Понятие «колония» (лат. «поселение») возникло в античной древности и использовалось для обозначения поселений, расположенных в стороне от первоначального центра, а то и достаточно далеко от него. В принципе такого рода расселение было хорошо известно земледельцам со времен неолита; более того, именно так и распространялись по ойкумене достижения неолитической революции. Но когда мы говорим о колониях в более узком и специальном смысле этого слова, то речь идет не просто о расселении переселенцев. Остается в стороне даже так называемая внутренняя колонизация, т. е. постепенное освоение пустующих земель в рамках данного региона, будь то средневековая Европа, Россия или Африка. Для нас важно обратить преимущественное внимание на такие поселения, которые были вызваны к жизни потребностями торгово-экономического развития и имели своим результатом создание на чужой территории автономных анклавов, в рамках которых поселенцы-колонисты воссоздавали свойственную им структуру, родственную той, что была в далекой метрополии. Но и это последнее следует считать типичным, потому и необходимо внести уточняющую поправку: колониальная структура обычно отлична от той, которая господствует среди аборигенного населения, причем эту разницу колонисты ревностно блюдут, равно как и традиционные связи с метрополией. Иными словами, речь идет о таких колониях, которые можно считать некими форпостами метрополии на чужой земле, форпостами, с выгодой используемыми с целью наживы, для и во имя процветания населения метрополии (включая и колонистов).
Исторически первыми, с широким размахом реализовавшими практику колонизации, были финикийцы – для них торговля и мореплавание были едва ли не основным занятием. О финикийском феномене специально шла речь в первой части работы, причем особо отмечалось, что финикийцы в некотором смысле – предтеча, предшественники античных греков. Позже эстафету колонизации финикийцы передали грекам, а те – римлянам. В какой-то степени процессом такого же рода можно считать и эллинизацию Ближнего Востока после походов Александра, хотя характер колонизации в это время был все-таки несколько иным. В средние века колониальные анклавы создавали такие торговые республики, как Венеция или Генуя, а также торговые союзы типа Ганзы. Но существовали ли колонии у стран и народов Востока? И более того, могли ли в принципе создаваться колонии государствами Востока?

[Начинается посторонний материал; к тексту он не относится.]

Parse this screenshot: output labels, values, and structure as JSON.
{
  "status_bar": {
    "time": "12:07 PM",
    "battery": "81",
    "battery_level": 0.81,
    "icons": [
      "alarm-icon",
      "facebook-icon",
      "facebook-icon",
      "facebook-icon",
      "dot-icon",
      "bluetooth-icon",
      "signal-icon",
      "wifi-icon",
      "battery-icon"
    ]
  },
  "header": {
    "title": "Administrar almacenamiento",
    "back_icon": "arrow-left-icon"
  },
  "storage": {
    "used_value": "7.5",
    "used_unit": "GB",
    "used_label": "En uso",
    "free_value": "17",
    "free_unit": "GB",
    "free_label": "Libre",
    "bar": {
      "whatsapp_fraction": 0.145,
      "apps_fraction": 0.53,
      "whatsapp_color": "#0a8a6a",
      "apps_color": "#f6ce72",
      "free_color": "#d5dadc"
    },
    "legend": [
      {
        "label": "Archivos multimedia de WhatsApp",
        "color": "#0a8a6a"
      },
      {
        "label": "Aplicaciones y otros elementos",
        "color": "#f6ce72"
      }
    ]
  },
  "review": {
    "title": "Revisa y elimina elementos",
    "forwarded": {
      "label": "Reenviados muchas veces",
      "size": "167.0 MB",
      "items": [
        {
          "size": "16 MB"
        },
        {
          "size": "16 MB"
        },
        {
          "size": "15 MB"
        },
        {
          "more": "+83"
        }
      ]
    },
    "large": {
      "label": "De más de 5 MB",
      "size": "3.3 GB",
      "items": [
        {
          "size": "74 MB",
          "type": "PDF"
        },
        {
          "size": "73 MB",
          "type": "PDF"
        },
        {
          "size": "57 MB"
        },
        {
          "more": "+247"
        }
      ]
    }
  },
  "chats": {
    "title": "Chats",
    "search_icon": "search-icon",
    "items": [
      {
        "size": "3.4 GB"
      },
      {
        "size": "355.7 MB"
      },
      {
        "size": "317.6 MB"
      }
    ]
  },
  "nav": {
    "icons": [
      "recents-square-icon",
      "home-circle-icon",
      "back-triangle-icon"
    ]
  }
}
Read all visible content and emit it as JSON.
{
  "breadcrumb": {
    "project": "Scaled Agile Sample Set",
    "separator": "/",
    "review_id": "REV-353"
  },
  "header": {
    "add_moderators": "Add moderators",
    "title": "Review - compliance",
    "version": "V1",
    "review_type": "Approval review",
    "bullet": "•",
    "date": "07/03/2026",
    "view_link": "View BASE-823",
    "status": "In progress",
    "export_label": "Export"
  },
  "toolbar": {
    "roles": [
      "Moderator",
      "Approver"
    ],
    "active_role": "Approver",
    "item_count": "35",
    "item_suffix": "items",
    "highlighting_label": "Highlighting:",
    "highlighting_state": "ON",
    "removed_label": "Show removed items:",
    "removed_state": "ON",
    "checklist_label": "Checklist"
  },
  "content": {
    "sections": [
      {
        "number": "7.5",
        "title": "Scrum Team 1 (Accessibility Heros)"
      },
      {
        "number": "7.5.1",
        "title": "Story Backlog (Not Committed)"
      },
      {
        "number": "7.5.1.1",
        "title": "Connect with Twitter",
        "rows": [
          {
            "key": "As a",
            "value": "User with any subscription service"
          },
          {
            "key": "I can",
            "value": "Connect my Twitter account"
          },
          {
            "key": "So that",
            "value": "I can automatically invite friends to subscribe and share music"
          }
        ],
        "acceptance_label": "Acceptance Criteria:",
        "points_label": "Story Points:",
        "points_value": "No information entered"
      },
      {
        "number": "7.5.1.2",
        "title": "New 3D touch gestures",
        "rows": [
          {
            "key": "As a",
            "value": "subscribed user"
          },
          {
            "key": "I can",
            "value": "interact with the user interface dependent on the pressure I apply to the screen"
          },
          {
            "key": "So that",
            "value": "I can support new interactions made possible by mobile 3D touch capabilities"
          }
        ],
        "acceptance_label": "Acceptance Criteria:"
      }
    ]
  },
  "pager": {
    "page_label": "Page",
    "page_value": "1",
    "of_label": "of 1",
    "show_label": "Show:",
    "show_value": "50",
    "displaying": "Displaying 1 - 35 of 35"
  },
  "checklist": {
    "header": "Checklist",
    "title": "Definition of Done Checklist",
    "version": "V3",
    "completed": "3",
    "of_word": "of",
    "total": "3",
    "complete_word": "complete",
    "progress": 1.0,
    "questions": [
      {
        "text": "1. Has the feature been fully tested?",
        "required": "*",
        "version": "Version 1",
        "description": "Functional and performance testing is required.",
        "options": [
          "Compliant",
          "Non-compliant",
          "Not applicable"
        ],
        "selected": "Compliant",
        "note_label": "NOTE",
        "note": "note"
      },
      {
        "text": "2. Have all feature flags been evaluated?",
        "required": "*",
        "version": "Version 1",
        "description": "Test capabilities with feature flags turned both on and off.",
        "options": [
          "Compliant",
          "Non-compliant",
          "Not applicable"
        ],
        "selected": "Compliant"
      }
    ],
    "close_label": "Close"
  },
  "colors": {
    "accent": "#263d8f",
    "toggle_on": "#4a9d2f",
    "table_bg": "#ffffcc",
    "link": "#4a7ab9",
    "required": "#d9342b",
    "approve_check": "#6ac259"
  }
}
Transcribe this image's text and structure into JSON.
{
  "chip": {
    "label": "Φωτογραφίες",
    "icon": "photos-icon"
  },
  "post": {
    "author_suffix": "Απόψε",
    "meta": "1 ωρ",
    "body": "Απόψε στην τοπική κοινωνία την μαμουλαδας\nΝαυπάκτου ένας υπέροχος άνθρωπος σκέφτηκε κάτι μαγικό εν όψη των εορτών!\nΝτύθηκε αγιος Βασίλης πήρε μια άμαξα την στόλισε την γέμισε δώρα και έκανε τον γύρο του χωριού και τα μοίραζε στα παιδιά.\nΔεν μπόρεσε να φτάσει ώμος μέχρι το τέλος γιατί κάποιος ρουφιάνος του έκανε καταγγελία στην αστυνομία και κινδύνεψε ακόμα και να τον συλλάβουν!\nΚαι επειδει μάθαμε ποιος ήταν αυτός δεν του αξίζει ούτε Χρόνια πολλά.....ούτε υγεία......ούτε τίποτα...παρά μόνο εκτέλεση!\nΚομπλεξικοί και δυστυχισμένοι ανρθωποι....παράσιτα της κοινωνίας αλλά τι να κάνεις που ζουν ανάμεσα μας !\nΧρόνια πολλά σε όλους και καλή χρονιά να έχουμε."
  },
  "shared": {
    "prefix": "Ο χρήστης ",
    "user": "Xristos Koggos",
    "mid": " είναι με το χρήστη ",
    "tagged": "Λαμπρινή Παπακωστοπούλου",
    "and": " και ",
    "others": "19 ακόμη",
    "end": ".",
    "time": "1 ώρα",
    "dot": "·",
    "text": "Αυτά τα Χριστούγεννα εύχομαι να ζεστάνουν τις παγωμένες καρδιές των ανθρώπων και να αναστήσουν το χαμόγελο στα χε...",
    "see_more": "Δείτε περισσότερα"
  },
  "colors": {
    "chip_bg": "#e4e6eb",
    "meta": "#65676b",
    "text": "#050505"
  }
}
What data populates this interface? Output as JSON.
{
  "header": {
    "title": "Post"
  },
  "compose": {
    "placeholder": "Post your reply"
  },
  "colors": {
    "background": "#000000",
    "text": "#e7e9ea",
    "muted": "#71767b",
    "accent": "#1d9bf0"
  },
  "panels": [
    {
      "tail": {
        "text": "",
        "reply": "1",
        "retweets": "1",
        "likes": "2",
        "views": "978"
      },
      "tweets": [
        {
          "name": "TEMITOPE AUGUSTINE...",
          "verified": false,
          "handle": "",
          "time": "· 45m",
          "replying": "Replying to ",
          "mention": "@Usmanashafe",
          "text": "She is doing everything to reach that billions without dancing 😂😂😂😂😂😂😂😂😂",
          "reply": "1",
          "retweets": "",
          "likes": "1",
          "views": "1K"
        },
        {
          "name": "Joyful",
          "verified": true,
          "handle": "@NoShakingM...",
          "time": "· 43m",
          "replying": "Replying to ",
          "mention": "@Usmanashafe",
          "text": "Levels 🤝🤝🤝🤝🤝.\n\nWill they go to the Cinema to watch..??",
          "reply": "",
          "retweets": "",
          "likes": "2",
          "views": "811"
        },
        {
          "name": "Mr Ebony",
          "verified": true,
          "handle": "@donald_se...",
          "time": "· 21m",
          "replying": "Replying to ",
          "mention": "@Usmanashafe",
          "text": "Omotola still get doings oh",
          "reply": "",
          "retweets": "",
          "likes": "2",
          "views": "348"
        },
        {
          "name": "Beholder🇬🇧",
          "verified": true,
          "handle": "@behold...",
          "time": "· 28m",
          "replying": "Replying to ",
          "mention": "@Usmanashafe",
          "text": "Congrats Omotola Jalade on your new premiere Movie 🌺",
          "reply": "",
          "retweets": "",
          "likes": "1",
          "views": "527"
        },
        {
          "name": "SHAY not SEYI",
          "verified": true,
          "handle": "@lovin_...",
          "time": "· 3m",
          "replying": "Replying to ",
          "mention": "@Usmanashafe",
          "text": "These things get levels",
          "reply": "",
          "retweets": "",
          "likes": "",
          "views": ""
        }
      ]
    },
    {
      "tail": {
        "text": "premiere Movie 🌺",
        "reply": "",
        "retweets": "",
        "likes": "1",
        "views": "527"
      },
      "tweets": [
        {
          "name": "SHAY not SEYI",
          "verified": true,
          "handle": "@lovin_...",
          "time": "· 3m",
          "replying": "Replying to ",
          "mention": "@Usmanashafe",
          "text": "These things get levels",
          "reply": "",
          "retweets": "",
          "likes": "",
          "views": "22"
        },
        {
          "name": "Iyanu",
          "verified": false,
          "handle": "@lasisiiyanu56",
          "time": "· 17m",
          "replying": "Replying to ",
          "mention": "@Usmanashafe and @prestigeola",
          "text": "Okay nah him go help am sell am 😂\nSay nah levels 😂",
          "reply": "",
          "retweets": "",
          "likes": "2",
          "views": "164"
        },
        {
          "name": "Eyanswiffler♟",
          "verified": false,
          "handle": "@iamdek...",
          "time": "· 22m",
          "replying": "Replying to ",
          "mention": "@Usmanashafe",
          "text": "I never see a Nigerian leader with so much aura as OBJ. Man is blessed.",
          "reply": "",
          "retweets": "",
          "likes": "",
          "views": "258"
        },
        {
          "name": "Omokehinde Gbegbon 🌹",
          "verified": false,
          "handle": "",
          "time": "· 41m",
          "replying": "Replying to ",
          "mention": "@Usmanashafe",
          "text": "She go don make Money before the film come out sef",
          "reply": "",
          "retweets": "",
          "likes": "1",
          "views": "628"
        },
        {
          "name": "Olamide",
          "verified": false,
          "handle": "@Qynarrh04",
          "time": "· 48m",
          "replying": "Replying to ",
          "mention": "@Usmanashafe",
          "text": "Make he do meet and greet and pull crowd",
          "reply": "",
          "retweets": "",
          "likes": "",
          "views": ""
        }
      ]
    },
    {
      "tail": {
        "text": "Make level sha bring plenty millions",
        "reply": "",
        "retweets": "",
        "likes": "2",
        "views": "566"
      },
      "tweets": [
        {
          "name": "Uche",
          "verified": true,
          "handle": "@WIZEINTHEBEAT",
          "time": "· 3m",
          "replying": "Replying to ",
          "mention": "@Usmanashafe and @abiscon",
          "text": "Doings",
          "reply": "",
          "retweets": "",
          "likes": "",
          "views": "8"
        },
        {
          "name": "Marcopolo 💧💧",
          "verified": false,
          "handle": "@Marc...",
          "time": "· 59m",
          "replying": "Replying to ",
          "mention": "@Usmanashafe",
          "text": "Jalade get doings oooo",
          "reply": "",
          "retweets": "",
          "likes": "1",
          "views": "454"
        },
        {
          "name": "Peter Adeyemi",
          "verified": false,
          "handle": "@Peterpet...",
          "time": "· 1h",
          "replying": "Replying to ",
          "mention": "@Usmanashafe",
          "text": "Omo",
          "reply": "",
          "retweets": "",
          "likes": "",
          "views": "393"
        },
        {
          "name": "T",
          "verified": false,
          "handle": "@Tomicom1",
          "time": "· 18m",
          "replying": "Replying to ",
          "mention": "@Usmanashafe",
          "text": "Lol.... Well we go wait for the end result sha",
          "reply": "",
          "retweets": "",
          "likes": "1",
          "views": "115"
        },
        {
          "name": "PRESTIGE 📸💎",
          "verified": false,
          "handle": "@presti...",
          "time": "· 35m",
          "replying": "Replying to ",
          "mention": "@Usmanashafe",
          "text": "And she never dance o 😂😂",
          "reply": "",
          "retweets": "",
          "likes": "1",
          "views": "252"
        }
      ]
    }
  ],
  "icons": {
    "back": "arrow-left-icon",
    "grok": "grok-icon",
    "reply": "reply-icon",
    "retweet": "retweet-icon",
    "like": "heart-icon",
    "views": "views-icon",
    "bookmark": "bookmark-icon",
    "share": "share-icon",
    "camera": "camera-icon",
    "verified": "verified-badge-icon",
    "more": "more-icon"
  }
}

Категорически отрицательного ответа дать на эти вопросы нельзя. В принципе восточные купцы вполне могли создавать и создавали на чужих территориях свои анклавы – достаточно напомнить о китайцах в Юго-Восточной Азии и об арабах на восточноафриканском побережье. Но были ли это колонии в полном смысле слова? О китайцах известно немало, об африканских арабах – меньше. Но и в том, и другом случае перед нами все же не замкнутые колониальные анклавы. Что касается китайцев, то они поддерживали связи с Китаем, быть может, во много раз более тесные, нежели, скажем, жители финикийского Карфагена или греческой Ольвии со своими метрополиями. Но при всем том у китайцев вне Китая нигде и никогда не было административно замкнутых поселений типа анклавов – они всегда достаточно гармонично вписывались в местную структуру и лишь веками хранили в ее административных рамках общинные, клановые и иные корпоративные связи.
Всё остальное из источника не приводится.